Les conditions de soutien sont définies par une enveloppe annuelle de certificats verts. Selon l’Arrêté du Gouvernement wallon paru fin décembre 2015, l’enveloppe dédiée à la biomasse solide est d’ores et déjà limitée à 1.028.160 CV/an. Ce qui, théoriquement, devrait ramener le soutien annuel à quelques 65 millions d’euros au maximum.
Un cahier des charges détaillé
Mais le Gouvernement n’entend pas acheter un chat dans un sac. Cette aide devrait être assortie de conditions draconiennes formulées dans un cahier des charges actuellement en voie de finalisation. Tout y sera détaillé et analysé par la CWaPE et les administrations concernées : quantité et prix de l’électricité produite, plan approvisionnement en biomasse durable, traçabilité, intégration au territoire wallon, conflits d’usage éventuels, etc.
Sur base des futures réponses, un jury d’experts établira un classement des projets candidats. La décision finale devrait tomber au cours du premier trimestre 2017. Ce planning serré est notamment justifié par la sortie du nucléaire qui impose une entrée en lice de la (ou les) future(s) centrale(s) biomasse autour de 2022/2023.
Pour rencontrer les critiques qui n’ont cessé de fuser tout au long de l’élaboration de ce projet, le gouvernement parle désormais d’étape transitoire et nécessaire. Et il se veut très ouvert sur le schéma industriel qui aura sa préférence.
Ouverture sur le schéma industriel
A ceux qui redoutent une prise de pouvoir d’un opérateur d’envergure internationale et une mise à l’écart de projets plus locaux, l’Administration wallonne souligne qu’elle ne ferme pas la porte aux consortiums. Rien n’interdit, précise-t-elle, une association regroupant plusieurs unités de production supérieures à 20 MW.
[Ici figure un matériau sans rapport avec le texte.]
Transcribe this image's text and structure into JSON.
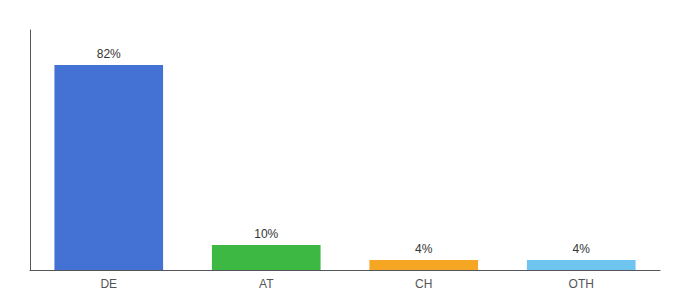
{
  "chart_data": {
    "type": "bar",
    "categories": [
      "DE",
      "AT",
      "CH",
      "OTH"
    ],
    "values": [
      82,
      10,
      4,
      4
    ],
    "value_labels": [
      "82%",
      "10%",
      "4%",
      "4%"
    ],
    "colors": [
      "#4472d4",
      "#3db843",
      "#f5a623",
      "#6ec6f0"
    ],
    "ylim": [
      0,
      96
    ],
    "data_labels": true,
    "tick_labels": "x",
    "grid": false
  }
}
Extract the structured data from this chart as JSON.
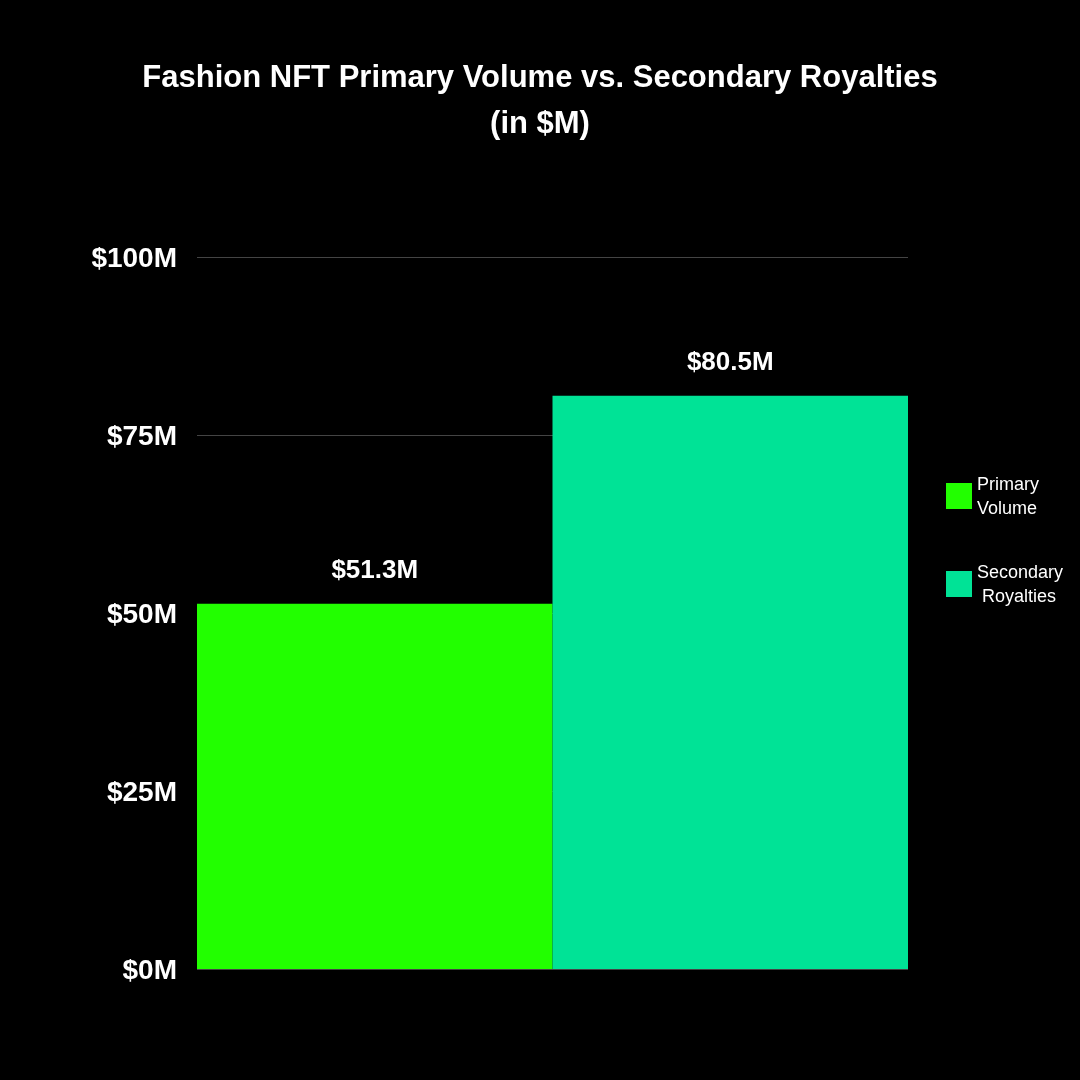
{
  "chart_data": {
    "type": "bar",
    "title": "Fashion NFT Primary Volume vs. Secondary Royalties\n(in $M)",
    "categories": [
      null
    ],
    "series": [
      {
        "name": "Primary Volume",
        "color": "#22ff00",
        "values": [
          51.3
        ],
        "value_labels": [
          "$51.3M"
        ]
      },
      {
        "name": "Secondary Royalties",
        "color": "#00e396",
        "values": [
          80.5
        ],
        "value_labels": [
          "$80.5M"
        ]
      }
    ],
    "ylim": [
      0,
      100
    ],
    "yticks": [
      {
        "value": 0,
        "label": "$0M"
      },
      {
        "value": 25,
        "label": "$25M"
      },
      {
        "value": 50,
        "label": "$50M"
      },
      {
        "value": 75,
        "label": "$75M"
      },
      {
        "value": 100,
        "label": "$100M"
      }
    ],
    "grid": "y",
    "legend": "right"
  }
}
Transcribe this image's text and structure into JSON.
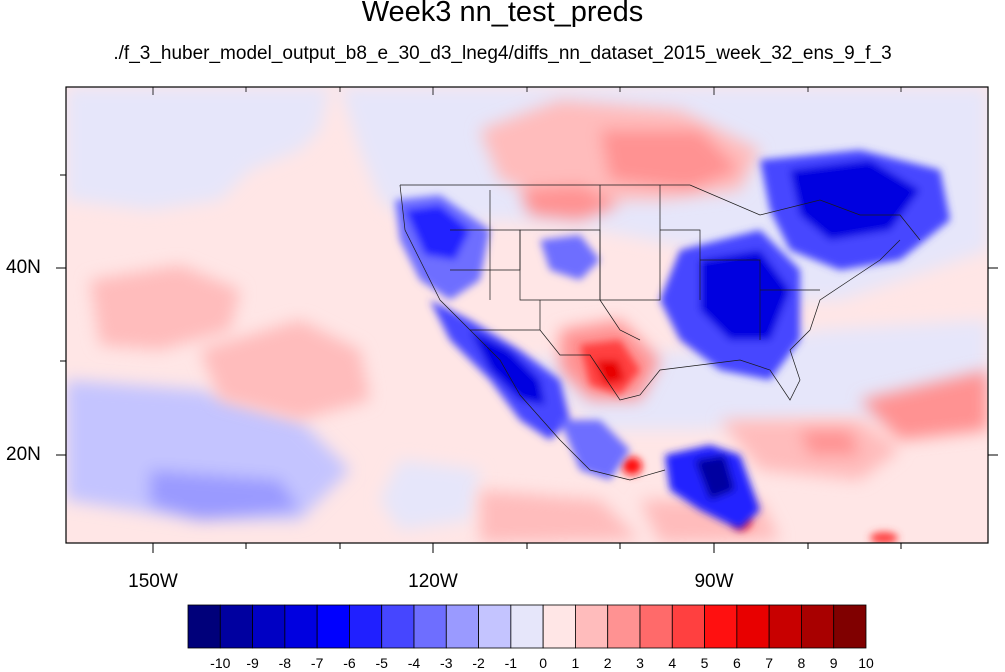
{
  "title": "Week3 nn_test_preds",
  "subtitle": "./f_3_huber_model_output_b8_e_30_d3_lneg4/diffs_nn_dataset_2015_week_32_ens_9_f_3",
  "axes": {
    "lon_ticks": [
      "150W",
      "120W",
      "90W"
    ],
    "lat_ticks": [
      "40N",
      "20N"
    ]
  },
  "colorbar": {
    "labels": [
      "-10",
      "-9",
      "-8",
      "-7",
      "-6",
      "-5",
      "-4",
      "-3",
      "-2",
      "-1",
      "0",
      "1",
      "2",
      "3",
      "4",
      "5",
      "6",
      "7",
      "8",
      "9",
      "10"
    ],
    "colors": [
      "#00007a",
      "#0000a0",
      "#0000c4",
      "#0000e0",
      "#0000ff",
      "#2020ff",
      "#4646ff",
      "#6e6eff",
      "#9a9aff",
      "#c4c4ff",
      "#e6e6fa",
      "#ffe6e6",
      "#ffbcbc",
      "#ff9292",
      "#ff6a6a",
      "#ff4040",
      "#ff1010",
      "#e80000",
      "#c80000",
      "#a80000",
      "#800000"
    ]
  }
}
L’objectif, précise-t-elle, n’est pas de consommer toute l’enveloppe de certificats verts prévue mais de dégager un maximum d’énergie bois pour un soutien public minimal (le taux de rentabilité maximum est fixé à 9%). Mais pas question de sélectionner plusieurs candidats et de répartir l’enveloppe. La formule CV permet à tout le moins de limiter le soutien public à la seule électricité réellement produite, quel que soit le destin du projet industriel (des pénalités sont prévues en cas d’arrêt de la production garantie par le candidat).
A bien y regarder, cet appel à projet ressemble fort à un appel à l’aide au secteur privé. Dans l’espoir que celui-ci sortira de son chapeau une formule biomasse se rapprochant des objectifs wallons en matière de renouvelable, tout en répondant aux questions qui se posent en matière d’environnement, de valorisation de la chaleur et de dépendance énergétique.